Last Tuesday, Hurricane Beryl made landfall on Grenada’s Carriacou Island in the Caribbean as a Category 5 storm. This event marks the earliest recorded Category 5 hurricane to develop in the Atlantic, signaling a very early start to the hurricane season. The abnormally warm waters of the Atlantic this year facilitated Beryl’s development and have led meteorologists to predict an ominous hurricane season ahead.

As ocean surface temperatures rise, we can expect to see a longer hurricane season and an increase in the number of storms. The intensification of the Atlantic hurricane season poses severe challenges to the insurance market, especially for Americans living along the coast. Between 2020 and 2022, NOAA recorded 60 weather and climate disasters in the US with losses exceeding $1 billion each. There were $93.1 billion in losses due to disasters in 2023 alone. 

With the increase in frequency and severity of storms, the risk of property damage increases, leading to a surge in insurance claims. This surge is putting significant financial pressure on insurance companies and negatively impacting policyholders, particularly in California, Louisiana and Florida.

States are responsible for regulating their own insurance markets to limit situations in which insurance companies raise rates unreasonably and exploit vulnerabilities in the market. However, some of these regulations have prevented insurers from setting rates that appropriately reflect the risk, leading them to withdraw or limit coverage in high-risk areas. Since 2017, eleven property and casualty insurance companies that offered homeowners policies in Florida have liquidated. Other insurance companies are leaving the state entirely or refusing to renew policies. With fewer insurance companies to choose from, homeowners are seeing steep increases in premiums, if they can get insurance at all. 

As insurance companies begin to price climate change risk into homeowners policies, coastal communities face broader economic and social challenges. High insurance costs and limited availability can hinder economic development with potential investors deterred by the high risk. Disparities in insurance affordability and availability can also exacerbate existing inequalities.
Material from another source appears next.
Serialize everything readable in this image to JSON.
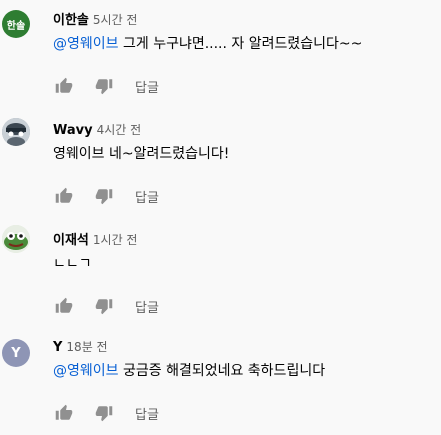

Lower-income households, already vulnerable to economic shocks, are disproportionately affected not just by rising premiums costs but also by the danger of losing home equity as valuations decrease. Since banks require borrowers to have homeowners’ insurance as a condition of the mortgage, it will be harder for homeowners to sell their properties in areas where insurance coverage is limited. Lower property values are also detrimental to municipalities that rely on property tax revenue.

While all Americans are hoping for a slow storm season this year, there is little doubt that increased warming has intensified the Atlantic hurricane season. The financial implications for the insurance and reinsurance markets are significant, leading to higher premiums, stricter underwriting criteria, and the need for alternative risk transfer mechanisms. The broader economic and social implications underscore the urgency of addressing climate change and implementing strategies to mitigate its impact on vulnerable communities. Coastal homeowners, insurers, and policymakers must work together to navigate these challenges and build resilience against the growing threat of intensified hurricane seasons.